Neto do ex-prefeito de Salvador, ex-governador da Bahia e ex-senador Antônio Carlos Magalhães (1927-2007), ACM Neto é herdeiro do “carlismo” – como ficou conhecido o movimento de apoio a seu avô, eleito deputado estadual pela primeira vez em 1954, pela União Democrática Nacional (UDN). Vestindo um figurino mais moderno, o grupo se reinventou sob a liderança de um jovem e carismático líder que parece planejar milimetricamente cada passo de sua já vitoriosa trajetória política. 
ACM Neto nasceu em 26 de janeiro de 1979, em Salvador. Filho de Antônio Carlos Magalhães Júnior e Maria do Rosário Magalhães, ele sempre teve a política “correndo nas veias”: assim como o avô, seu pai foi senador da República. Seu tio, Luís Eduardo Magalhães (1955-1998), foi presidente da Câmara dos Deputados entre 1995 e 1997 e era considerado potencial candidato ao Palácio do Planalto – na época, contava com a simpatia do então presidente Fernando Henrique Cardoso (PSDB). Em 1998, durante sua pré-campanha ao governo da Bahia pelo PFL, Luís Eduardo morreu precocemente, aos 43 anos, vítima de um infarto fulminante. 
Aquele que viria a ser o principal herdeiro do carlismo estudou no Colégio Marista e no Colégio Módulo, dois dos mais tradicionais da capital baiana. Neste último, no qual completou o segundo grau, ACM Neto deu os primeiros passos na política estudantil e fundou o grêmio acadêmico. 
Em 2001, então com 22 anos e já se preparando para iniciar a inevitável trajetória política, ACM Neto se tornou bacharel em Direito, concluindo o curso pela Universidade Federal da Bahia (UFBA). Três anos mais tarde, aos 25, casou-se com a dermatologista Lídia Salles em concorrida cerimônia na Catedral Basílica de Salvador que mobilizou a elite social e política da Bahia.

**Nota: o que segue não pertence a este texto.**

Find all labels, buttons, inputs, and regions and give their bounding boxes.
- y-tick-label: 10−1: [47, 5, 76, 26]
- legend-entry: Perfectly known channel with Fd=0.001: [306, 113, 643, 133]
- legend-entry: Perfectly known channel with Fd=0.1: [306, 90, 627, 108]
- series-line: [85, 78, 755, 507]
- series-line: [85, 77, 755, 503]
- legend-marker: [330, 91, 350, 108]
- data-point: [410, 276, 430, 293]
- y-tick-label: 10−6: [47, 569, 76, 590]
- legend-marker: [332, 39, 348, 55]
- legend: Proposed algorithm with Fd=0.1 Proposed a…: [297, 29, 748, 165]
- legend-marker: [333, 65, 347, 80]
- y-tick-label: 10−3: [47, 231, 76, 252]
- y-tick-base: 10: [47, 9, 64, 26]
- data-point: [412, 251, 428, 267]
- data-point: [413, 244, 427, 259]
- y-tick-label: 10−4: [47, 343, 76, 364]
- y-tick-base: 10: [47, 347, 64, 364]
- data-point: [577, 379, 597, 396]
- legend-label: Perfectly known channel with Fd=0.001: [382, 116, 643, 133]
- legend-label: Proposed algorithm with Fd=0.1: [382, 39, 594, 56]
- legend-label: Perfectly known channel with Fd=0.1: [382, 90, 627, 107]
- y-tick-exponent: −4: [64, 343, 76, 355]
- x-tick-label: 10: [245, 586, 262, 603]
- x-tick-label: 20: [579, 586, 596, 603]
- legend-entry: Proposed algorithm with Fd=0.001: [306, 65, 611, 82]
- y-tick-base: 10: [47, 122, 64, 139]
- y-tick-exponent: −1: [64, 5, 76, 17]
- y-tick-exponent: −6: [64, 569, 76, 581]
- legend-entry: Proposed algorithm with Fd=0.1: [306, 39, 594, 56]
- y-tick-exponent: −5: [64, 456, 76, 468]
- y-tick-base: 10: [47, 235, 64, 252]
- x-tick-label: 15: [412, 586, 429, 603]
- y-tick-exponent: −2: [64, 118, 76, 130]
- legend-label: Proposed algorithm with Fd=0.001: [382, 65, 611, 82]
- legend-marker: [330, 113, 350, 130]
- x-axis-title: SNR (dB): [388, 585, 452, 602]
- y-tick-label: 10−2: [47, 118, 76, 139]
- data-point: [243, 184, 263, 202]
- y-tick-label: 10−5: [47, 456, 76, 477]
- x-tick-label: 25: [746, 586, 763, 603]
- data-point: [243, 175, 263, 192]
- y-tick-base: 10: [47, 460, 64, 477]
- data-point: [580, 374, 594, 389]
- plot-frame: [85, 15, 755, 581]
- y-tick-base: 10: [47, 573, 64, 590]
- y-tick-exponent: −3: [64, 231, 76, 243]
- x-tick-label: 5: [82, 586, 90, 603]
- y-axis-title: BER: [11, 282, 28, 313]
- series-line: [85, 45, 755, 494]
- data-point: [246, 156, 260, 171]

Em dezembro de 2006, uma nova tragédia quase se abateu sobre a família Magalhães. ACM Neto foi vítima de um atentado a faca, golpeado nas costas por uma mulher identificada como Rita de Cássia Sampaio de Souza. A agressora era servidora pública aposentada e, segundo a polícia, alegou que o político não teria cumprido uma suposta promessa de liberação do pagamento do Fundo de Garantia do Tempo de Serviço (FGTS). Ela também se dizia indignada pelo aumento de salário dos deputados e senadores. A mulher foi presa e indiciada por tentativa de homicídio. ACM ficou internado por uma noite Hospital Bahia, em Salvador. 
Em 2007, aos 28 anos, ACM Neto tornou-se pai de uma menina, Lívia. A segunda filha, Marcela, veio em 2010. No fim de 2011, ele e Lídia se separaram. Quase uma década depois, em dezembro de 2020, em meio à pandemia de Covid-19, ACM Neto, então com 41 anos, casou-se pela segunda vez, com a administradora de empresas Mariana Barreto. A celebração, restrita a apenas 20 convidados, foi realizada no apartamento de seus pais, ACM Júnior e Maria do Rosário. 
Leia também: Quem é Jerônimo Rodrigues, candidato que disputa o governo da Bahia contra ACM Neto
Preparado desde muito jovem para seguir a trilha do pai, do tio e, principalmente, do avô, ACM Neto começou a escrever sua própria história na política em 1997, quando se filiou ao Partido da Frente Liberal (PFL), de viés conservador, dissidência do Partido Democrático Social (PDS). Em 1999, aos 20 anos, assumiu a direção nacional do PFL Jovem. Entre 1999 e 2002, foi assessor na Secretaria de Educação do estado da Bahia, durante a gestão do ex-governador César Borges (PFL). 
O ponto de virada na trajetória de ACM Neto, no entanto, se deu nas eleições de 2002 – que levaram Luiz Inácio Lula da Silva (PT) à Presidência da República depois de três tentativas fracassadas. Naquele ano, ACM Neto disputou pela primeira vez uma vaga na Câmara dos Deputados – e venceu, tendo sido o candidato mais votado na Bahia. Em janeiro de 2003, iniciou seu primeiro mandato na Câmara.
Antes de ser reeleito, em 2006, o neto de Antônio Carlos Magalhães ganhou projeção nacional por sua participação na Comissão Parlamentar de Inquérito (CPI) dos Correios, que investigou o “mensalão” – escândalo de corrupção que marcou o primeiro mandato de Lula no Planalto e abalroou algumas das figuras de maior proeminência do PT e do governo federal. 
Reconduzido pelo eleitorado baiano para mais quatro anos como deputado federal, ACM Neto intensificou, especialmente a partir de seu segundo mandato, as críticas ao governo petista e ao presidente da República. Tornou-se uma das vozes mais combativas da oposição no Parlamento, o que o consolidou como uma liderança nacional.  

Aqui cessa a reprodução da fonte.